In traditional neural architecture search (NAS) approaches, the space of network topologies is constrained, typically focused on connections between predefined layers or blocks. The proposed method breaks from these constraints by permitting connections at the granularity of individual channels, thereby expanding the search space for network architectures significantly. This method is implemented through a dynamic process where both the network’s parameters and its structure are learned simultaneously during training. The process involves a mechanism where connections, or 'wires', are not fixed but can evolve, forming a vast network of possible subnetwork configurations.

The authors introduce a novel algorithm, termed Discovering Neural Wirings (DNW), which efficiently searches the space of all possible wirings in a neural network. This algorithm operates similarly to a traditional backpropagation method but with a key distinction: it allows gradients to influence the structural configuration of the network. Specifically, during the backward pass, gradients can update potential connections not utilized in the forward pass, facilitating a dynamic reconfiguration of the network.

In empirical evaluations, the DNW method demonstrated its potential by improving the performance of existing architectures. For instance, when applied to MobileNetV1, a significant 10% improvement in ImageNet accuracy was achieved with only 41M FLOPs, showcasing the efficacy of the approach. The method was also tested across different network types, including recurrent and continuous-time networks, demonstrating its versatility and generalization across various models.

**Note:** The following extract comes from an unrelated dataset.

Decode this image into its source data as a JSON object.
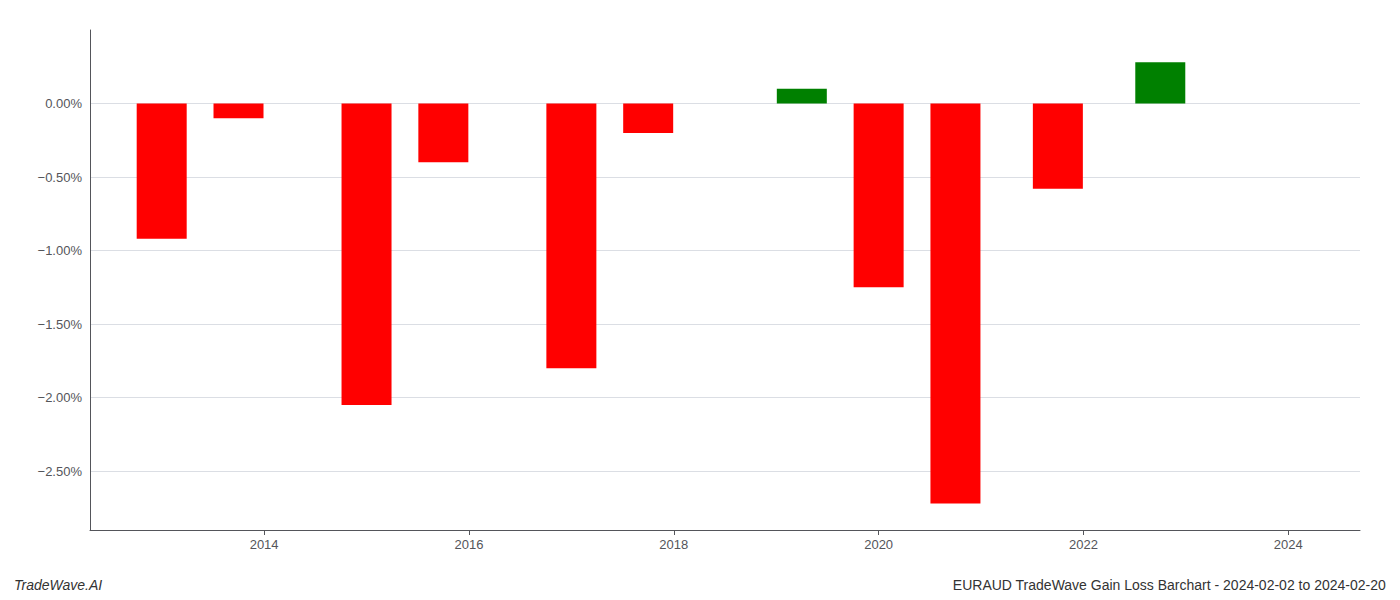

The implications of this research are twofold. Practically, it offers a pathway to more efficient networks by identifying and utilizing optimal wiring patterns, significantly enhancing performance metrics without increasing computational load. Theoretically, this work contributes to the understanding of neural architecture design, proposing a view that architecture search involves finding sparse subnetworks within a potentially infinite graph. This perspective aligns with recent explorations in sparse neural network literature, such as the Lottery Ticket Hypothesis, which suggests that dense networks contain sparse subnetworks capable of achieving similar performance.

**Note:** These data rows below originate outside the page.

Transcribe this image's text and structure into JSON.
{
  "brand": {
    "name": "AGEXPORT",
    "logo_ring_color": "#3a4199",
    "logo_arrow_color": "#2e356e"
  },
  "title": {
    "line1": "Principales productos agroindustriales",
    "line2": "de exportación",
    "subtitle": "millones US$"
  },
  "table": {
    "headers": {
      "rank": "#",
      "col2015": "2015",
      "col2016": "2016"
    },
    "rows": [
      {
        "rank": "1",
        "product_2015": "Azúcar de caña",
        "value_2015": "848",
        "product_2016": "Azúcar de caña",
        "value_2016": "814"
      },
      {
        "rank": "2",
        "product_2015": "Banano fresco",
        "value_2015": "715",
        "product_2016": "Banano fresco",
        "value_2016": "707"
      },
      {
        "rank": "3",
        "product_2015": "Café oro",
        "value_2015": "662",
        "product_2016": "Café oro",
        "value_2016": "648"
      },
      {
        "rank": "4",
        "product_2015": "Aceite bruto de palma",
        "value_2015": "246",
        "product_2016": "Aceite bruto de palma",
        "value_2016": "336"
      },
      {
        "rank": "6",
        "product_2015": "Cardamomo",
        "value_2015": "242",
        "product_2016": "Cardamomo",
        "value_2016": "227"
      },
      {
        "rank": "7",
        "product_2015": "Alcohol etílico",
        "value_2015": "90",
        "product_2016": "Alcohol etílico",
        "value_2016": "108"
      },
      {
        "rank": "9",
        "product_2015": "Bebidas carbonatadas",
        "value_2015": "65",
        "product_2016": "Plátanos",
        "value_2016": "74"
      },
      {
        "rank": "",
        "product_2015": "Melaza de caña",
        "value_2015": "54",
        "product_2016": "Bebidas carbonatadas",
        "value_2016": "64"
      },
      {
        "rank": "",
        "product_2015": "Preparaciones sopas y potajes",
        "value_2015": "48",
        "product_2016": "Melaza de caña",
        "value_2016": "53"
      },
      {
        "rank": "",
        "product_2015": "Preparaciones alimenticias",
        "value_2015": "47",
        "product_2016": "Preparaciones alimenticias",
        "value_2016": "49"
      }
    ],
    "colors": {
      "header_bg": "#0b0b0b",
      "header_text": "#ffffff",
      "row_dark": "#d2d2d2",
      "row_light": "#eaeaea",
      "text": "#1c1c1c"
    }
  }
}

Future developments stemming from this research could further refine the method, optimizing it for different architectures or exploring applications beyond image classification. Additionally, as the DNW method does not require a complete retraining from scratch, it may serve as a foundation for developing faster and more efficient neural architecture search methodologies.

Overall, "Discovering Neural Wirings" provides a compelling framework for reconsidering how neural networks are constructed, offering promising avenues for both theoretical exploration and substantial practical improvements in neural network performance.